Opinion: What else is on your August ballot?

With all of the attention being focused on the proposed “Value Them Both” constitutional amendment, Kansas voters may be wondering what else will be on their ballots this Aug. 2.

Kansas’ party primaries will be on that ballot. Voters must be registered as members of a particular party in order to vote in that party’s primary. The last date that one may change one’s party registration this year was back on June 1. Voters registered as unaffiliated may change their party affiliation at the polls and then vote in that party’s primary. From then onward, they will be registered as members of that party unless they choose to change it again, in which case they must do so by the next deadline.

Many Kansans will find themselves voting in new districts this year. Centered on Johnson County, the Kansas City-area 3rd Congressional District loses most of Wyandotte County to the 2nd and gains the rest of Miami along with all of Anderson and Franklin counties. The 2nd District loses Lawrence (but not the rest of Douglas County) to the “Big First” district of central and western Kansas, while several counties in east-central Kansas move from the Big First to the 2nd. There are numerous changes to the Statehouse maps as well.

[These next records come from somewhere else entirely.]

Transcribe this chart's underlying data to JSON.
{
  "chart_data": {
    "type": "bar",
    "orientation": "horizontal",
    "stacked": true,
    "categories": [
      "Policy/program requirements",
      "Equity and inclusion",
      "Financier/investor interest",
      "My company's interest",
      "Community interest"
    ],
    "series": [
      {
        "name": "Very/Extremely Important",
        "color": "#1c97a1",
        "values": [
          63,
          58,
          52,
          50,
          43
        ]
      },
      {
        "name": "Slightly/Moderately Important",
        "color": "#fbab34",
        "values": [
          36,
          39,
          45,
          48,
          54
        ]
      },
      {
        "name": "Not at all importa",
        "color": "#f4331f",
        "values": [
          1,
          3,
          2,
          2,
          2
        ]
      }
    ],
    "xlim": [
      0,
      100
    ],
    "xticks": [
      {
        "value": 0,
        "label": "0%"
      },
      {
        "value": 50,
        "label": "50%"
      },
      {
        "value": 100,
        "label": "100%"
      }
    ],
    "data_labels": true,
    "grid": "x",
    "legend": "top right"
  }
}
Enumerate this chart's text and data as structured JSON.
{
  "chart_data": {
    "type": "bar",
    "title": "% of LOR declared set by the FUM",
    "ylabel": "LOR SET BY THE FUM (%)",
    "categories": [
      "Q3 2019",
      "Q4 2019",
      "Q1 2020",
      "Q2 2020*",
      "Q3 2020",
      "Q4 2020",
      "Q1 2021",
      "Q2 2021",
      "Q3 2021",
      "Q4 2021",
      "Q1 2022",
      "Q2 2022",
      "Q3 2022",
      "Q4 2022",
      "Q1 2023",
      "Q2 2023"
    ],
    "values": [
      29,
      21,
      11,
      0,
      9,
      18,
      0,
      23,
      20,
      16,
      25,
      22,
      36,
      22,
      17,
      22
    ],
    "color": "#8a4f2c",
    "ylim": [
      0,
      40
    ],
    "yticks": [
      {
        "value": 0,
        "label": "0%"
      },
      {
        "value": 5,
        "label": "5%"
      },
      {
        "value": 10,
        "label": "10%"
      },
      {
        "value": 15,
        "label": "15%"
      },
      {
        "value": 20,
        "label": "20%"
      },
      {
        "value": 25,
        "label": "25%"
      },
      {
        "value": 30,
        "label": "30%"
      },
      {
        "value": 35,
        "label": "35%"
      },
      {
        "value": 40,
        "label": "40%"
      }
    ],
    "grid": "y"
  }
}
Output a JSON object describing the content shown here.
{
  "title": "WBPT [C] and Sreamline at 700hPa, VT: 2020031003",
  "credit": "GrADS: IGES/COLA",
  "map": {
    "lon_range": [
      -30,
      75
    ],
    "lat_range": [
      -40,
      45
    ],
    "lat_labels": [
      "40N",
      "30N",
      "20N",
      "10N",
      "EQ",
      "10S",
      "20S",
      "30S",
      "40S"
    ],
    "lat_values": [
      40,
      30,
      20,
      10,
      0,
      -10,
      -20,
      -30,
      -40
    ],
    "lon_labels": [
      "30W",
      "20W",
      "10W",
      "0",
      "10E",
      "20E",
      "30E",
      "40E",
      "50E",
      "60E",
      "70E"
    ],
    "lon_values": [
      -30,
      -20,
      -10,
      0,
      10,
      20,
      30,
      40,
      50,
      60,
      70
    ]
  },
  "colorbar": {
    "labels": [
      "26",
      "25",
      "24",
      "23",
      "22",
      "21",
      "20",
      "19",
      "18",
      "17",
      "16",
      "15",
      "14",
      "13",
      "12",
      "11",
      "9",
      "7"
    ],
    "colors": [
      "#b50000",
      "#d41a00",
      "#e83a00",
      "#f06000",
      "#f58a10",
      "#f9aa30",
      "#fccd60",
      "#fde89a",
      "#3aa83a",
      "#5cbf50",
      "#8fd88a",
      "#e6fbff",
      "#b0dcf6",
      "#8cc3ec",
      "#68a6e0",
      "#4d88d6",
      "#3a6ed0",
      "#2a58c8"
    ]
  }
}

State House and Senate primaries are quieter this year than in the recent past, for several reasons. First, most moderate Republicans have now switched parties or left politics altogether. Second, this year’s redistricting complicated early candidate filing by making it difficult to determine one’s new district until the last minute. Finally, the heavy publicity given to the constitutional amendment is crowding out attention to the primary races. One notable exception — Wyandotte County Rep. Aaron Coleman faces two Democratic primary opponents, both Latina women. Elected at 21 years old, Coleman is vulnerable after facing charges of domestic abuse and battery. However, his two opponents may split the opposition vote.

Attorney General Derek Schmidt has no serious opposition to become the Republican nominee challenging Gov. Laura Kelly, who in turn is unopposed in the Democratic primary. Instead, the primary race to watch is the GOP contest for attorney general. Perennial firebrand Kris Kobach faces challenges from State Sen. Kellie Warren and former federal prosecutor Tony Mattivi. All stress their conservative credentials, including opposition to numerous Biden Administration initiatives (some of which they mischaracterize), and a promise to “get tough on crime.” A lawyer from Johnson County, Warren promises to avoid Kobach’s missteps. Her experience is mostly in civil law, while Mattivi’s is in criminal law. These two risk splitting the anybody-but-Kobach vote and allowing him to win, a repeat of the 2018 gubernatorial primary. Most observers think that Kobach will be the most vulnerable to unopposed Democratic challenger Chris Mann, who has experience as both a law enforcement officer and an attorney.

There is also a race for secretary of state, a job that includes overseeing elections. Republican incumbent Scott Schwab appears to have the edge over “Big Lie” proponent Mike Brown, who falsely claims that widespread election fraud changed the results of the 2020 presidential election. Schwab carefully threads the needle by stating that no such fraud occurred in Kansas — which is true, but he neglects to mention that it did not occur in other states either. Big Lie proponents have caused major disruptions in Michigan and other state primaries this year.

As things wind down toward Aug. 2, expect advertising and candidate appearances to heat up, fighting to steal a little attention from the proposed constitutional amendment.

— Michael A. Smith is a professor of political science at Emporia State University.